Questo giustificherebbe le poche denunce?
«La manifestazione di tale fenomeno non si presenta generalmente in forme esplicite o facilmente rilevabili, rendendo complessa la sua denuncia formale o l’esposizione pubblica. La sua peculiarità risiede nella mancanza di trasparenza e nella natura indiretta delle interazioni problematiche, che ostacolano significativamente la capacità delle vittime di attuare strategie di difesa efficaci. Questa caratteristica di opacità incrementa potenzialmente l’impatto discriminatorio del fenomeno, in quanto limita la possibilità di intraprendere azioni correttive o preventive adeguate».
Come si può monitorare e migliorare la situazione?
«La natura di queste dinamiche interpersonali complica l’identificazione e l’attuazione di interventi mirati, perpetuando così un ambiente potenzialmente ostile e discriminatorio. Le analisi in questo contesto rivelano che le potenziali contromisure, incluse le risposte individuali dirette, sono spesso limitate dall’ambiente in cui si verificano questi fenomeni. La natura diffusa e talvolta non direttamente osservabile di questi comportamenti molesti e discriminatori limita significativamente l’efficacia delle azioni correttive immediate».
C’è paura a denunciare?
«Questo scenario crea un paradosso: l’atto di denunciare o esporre tali comportamenti può paradossalmente generare conseguenze negative per la vittima, portando a una inversione percepita dei ruoli di torto e ragione. I dati suggeriscono che la paura di ripercussioni negative o di una ulteriore marginalizzazione professionale agisce come un potente deterrente alla segnalazione di questi incidenti, perpetuando così un ciclo di silenzio e inazione».

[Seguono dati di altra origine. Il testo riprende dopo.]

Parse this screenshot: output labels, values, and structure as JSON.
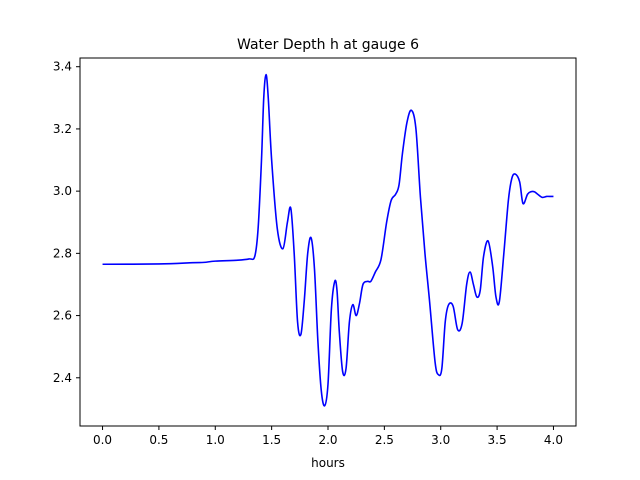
{
  "chart_data": {
    "type": "line",
    "title": "Water Depth h at gauge 6",
    "xlabel": "hours",
    "ylabel": "",
    "xlim": [
      -0.2,
      4.2
    ],
    "ylim": [
      2.245,
      3.428
    ],
    "xticks": [
      0.0,
      0.5,
      1.0,
      1.5,
      2.0,
      2.5,
      3.0,
      3.5,
      4.0
    ],
    "xtick_labels": [
      "0.0",
      "0.5",
      "1.0",
      "1.5",
      "2.0",
      "2.5",
      "3.0",
      "3.5",
      "4.0"
    ],
    "yticks": [
      2.4,
      2.6,
      2.8,
      3.0,
      3.2,
      3.4
    ],
    "ytick_labels": [
      "2.4",
      "2.6",
      "2.8",
      "3.0",
      "3.2",
      "3.4"
    ],
    "grid": false,
    "series": [
      {
        "color": "#0000ff",
        "x": [
          0.0,
          0.5,
          0.8,
          0.9,
          1.0,
          1.2,
          1.3,
          1.35,
          1.38,
          1.41,
          1.43,
          1.45,
          1.47,
          1.5,
          1.55,
          1.6,
          1.64,
          1.67,
          1.7,
          1.73,
          1.76,
          1.79,
          1.82,
          1.85,
          1.88,
          1.91,
          1.94,
          1.97,
          2.0,
          2.03,
          2.06,
          2.08,
          2.1,
          2.13,
          2.16,
          2.19,
          2.22,
          2.25,
          2.28,
          2.31,
          2.35,
          2.38,
          2.42,
          2.47,
          2.52,
          2.56,
          2.6,
          2.63,
          2.66,
          2.7,
          2.74,
          2.78,
          2.82,
          2.86,
          2.9,
          2.95,
          2.98,
          3.01,
          3.04,
          3.07,
          3.11,
          3.15,
          3.19,
          3.23,
          3.26,
          3.29,
          3.32,
          3.35,
          3.38,
          3.42,
          3.46,
          3.49,
          3.52,
          3.56,
          3.6,
          3.63,
          3.66,
          3.7,
          3.73,
          3.77,
          3.8,
          3.83,
          3.86,
          3.9,
          3.94,
          3.97,
          4.0
        ],
        "y": [
          2.765,
          2.766,
          2.77,
          2.771,
          2.775,
          2.778,
          2.782,
          2.79,
          2.88,
          3.1,
          3.3,
          3.375,
          3.3,
          3.1,
          2.88,
          2.815,
          2.9,
          2.945,
          2.8,
          2.58,
          2.54,
          2.65,
          2.8,
          2.85,
          2.75,
          2.52,
          2.36,
          2.31,
          2.38,
          2.62,
          2.71,
          2.68,
          2.55,
          2.42,
          2.43,
          2.58,
          2.635,
          2.6,
          2.64,
          2.7,
          2.71,
          2.71,
          2.74,
          2.78,
          2.9,
          2.97,
          2.99,
          3.02,
          3.12,
          3.22,
          3.26,
          3.2,
          2.98,
          2.8,
          2.65,
          2.45,
          2.41,
          2.43,
          2.58,
          2.635,
          2.63,
          2.555,
          2.575,
          2.7,
          2.74,
          2.7,
          2.66,
          2.68,
          2.79,
          2.84,
          2.76,
          2.66,
          2.645,
          2.8,
          2.97,
          3.04,
          3.055,
          3.03,
          2.96,
          2.99,
          2.998,
          2.998,
          2.99,
          2.98,
          2.983,
          2.983,
          2.983
        ]
      }
    ]
  }
}
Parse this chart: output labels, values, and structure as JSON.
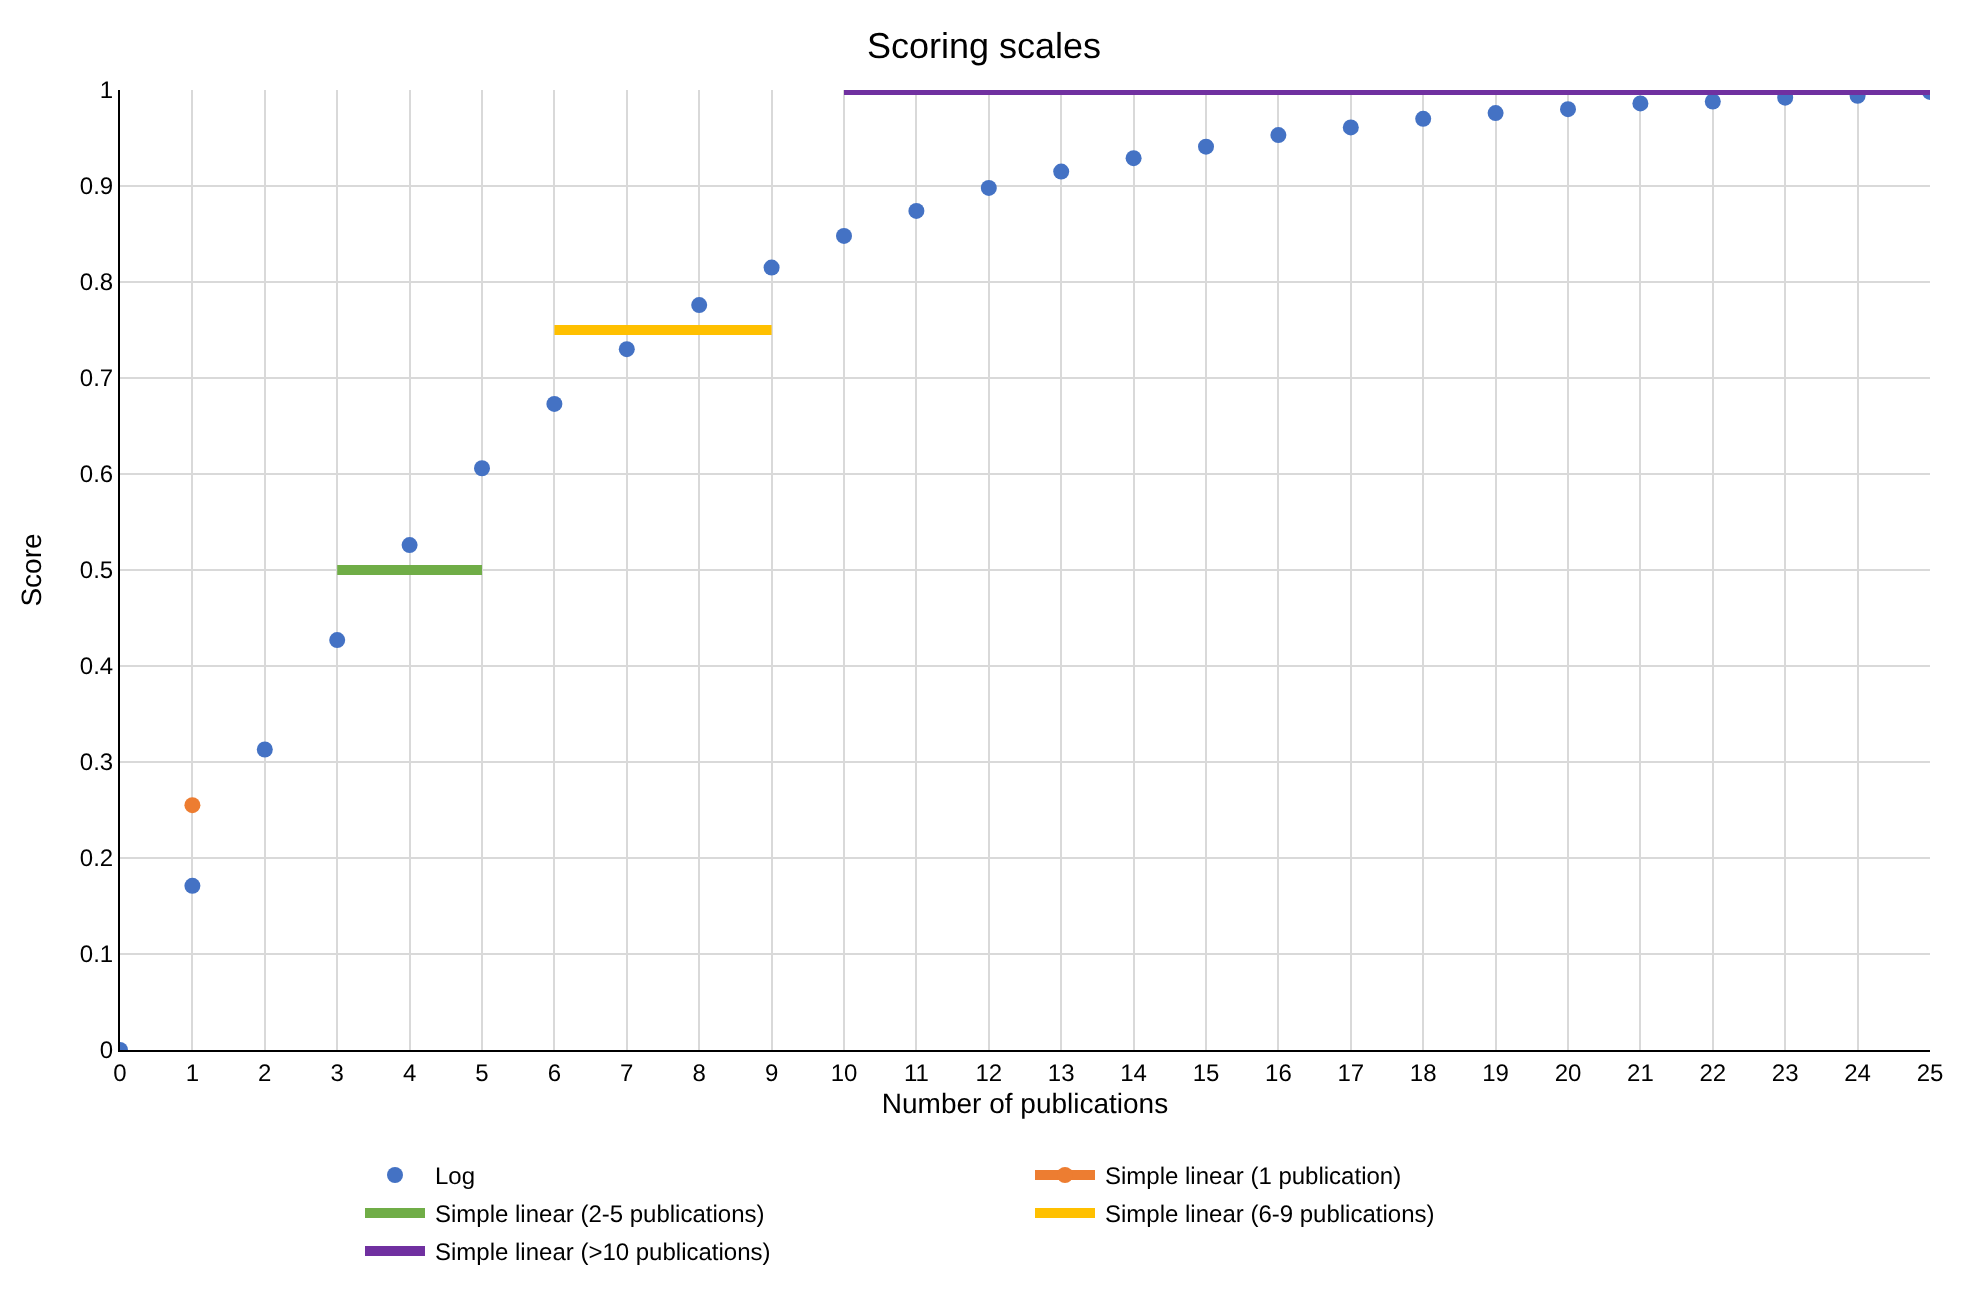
{
  "chart_data": {
    "type": "scatter",
    "title": "Scoring scales",
    "xlabel": "Number of publications",
    "ylabel": "Score",
    "xlim": [
      0,
      25
    ],
    "xticks": [
      0,
      1,
      2,
      3,
      4,
      5,
      6,
      7,
      8,
      9,
      10,
      11,
      12,
      13,
      14,
      15,
      16,
      17,
      18,
      19,
      20,
      21,
      22,
      23,
      24,
      25
    ],
    "ylim": [
      0,
      1
    ],
    "yticks": [
      0,
      0.1,
      0.2,
      0.3,
      0.4,
      0.5,
      0.6,
      0.7,
      0.8,
      0.9,
      1
    ],
    "grid": true,
    "legend": "bottom",
    "series": [
      {
        "name": "Log",
        "marker": "circle",
        "color": "#4472c4",
        "x": [
          0,
          1,
          2,
          3,
          4,
          5,
          6,
          7,
          8,
          9,
          10,
          11,
          12,
          13,
          14,
          15,
          16,
          17,
          18,
          19,
          20,
          21,
          22,
          23,
          24,
          25
        ],
        "values": [
          0,
          0.171,
          0.313,
          0.427,
          0.526,
          0.606,
          0.673,
          0.73,
          0.776,
          0.815,
          0.848,
          0.874,
          0.898,
          0.915,
          0.929,
          0.941,
          0.953,
          0.961,
          0.97,
          0.976,
          0.98,
          0.986,
          0.988,
          0.992,
          0.994,
          0.998
        ]
      },
      {
        "name": "Simple linear (1 publication)",
        "type": "line",
        "marker": "circle",
        "color": "#ed7d31",
        "x": [
          1
        ],
        "values": [
          0.255
        ]
      },
      {
        "name": "Simple linear (2-5 publications)",
        "type": "line",
        "marker": "none",
        "color": "#70ad47",
        "x": [
          3,
          4,
          5
        ],
        "values": [
          0.5,
          0.5,
          0.5
        ]
      },
      {
        "name": "Simple linear (6-9 publications)",
        "type": "line",
        "marker": "none",
        "color": "#ffc000",
        "x": [
          6,
          7,
          8,
          9
        ],
        "values": [
          0.75,
          0.75,
          0.75,
          0.75
        ]
      },
      {
        "name": "Simple linear (>10 publications)",
        "type": "line",
        "marker": "none",
        "color": "#7030a0",
        "x": [
          10,
          11,
          12,
          13,
          14,
          15,
          16,
          17,
          18,
          19,
          20,
          21,
          22,
          23,
          24,
          25
        ],
        "values": [
          1,
          1,
          1,
          1,
          1,
          1,
          1,
          1,
          1,
          1,
          1,
          1,
          1,
          1,
          1,
          1
        ]
      }
    ]
  }
}
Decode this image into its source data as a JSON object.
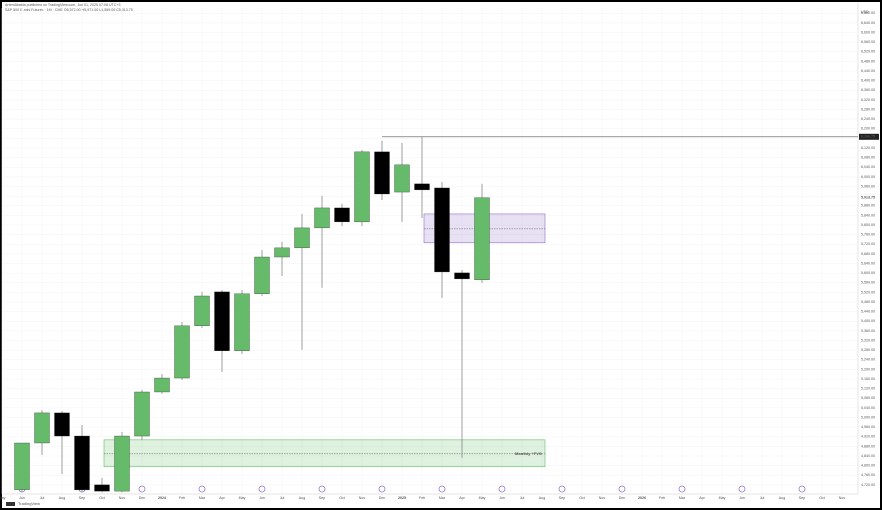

Quali strategie, secondo lei, potrebbero essere messe in campo per ostacolare questa problematica?
Si potrebbe fare formazione, anche nei percorsi universitari, riguardo a queste tematiche
«In generale penso che un richiamo al codice etico sia davvero importante poiché si sta perdendo il senso dell’eticità sia nel lavoro, non solo in ambito oncologico, ma in tutti gli ambiti sanitari per cui anche la fotografia che abbiamo fatto sui commenti sessisti e discriminatori dovrebbe veramente essere riportata su un binario di professionalità. Riportare ad un’eticità il nostro lavoro non può prescindere da una rivoluzione culturale. Quando entriamo in un posto di lavoro è quasi naturale dover fare equilibrismo tra queste situazioni, ma è evidente che questo non può essere considerato naturale. Quindi, così come si promuovono i corsi obbligatori per la sicurezza sul lavoro, sulla privacy, eccetera si potrebbe fare formazione, anche nei percorsi universitari, riguardo a queste tematiche. La discriminazione va evitata sempre, non soltanto relativamente al sesso biologico, ma anche in rispetto all’identità di genere. Andrebbe proprio promossa una cultura dell’inclusione».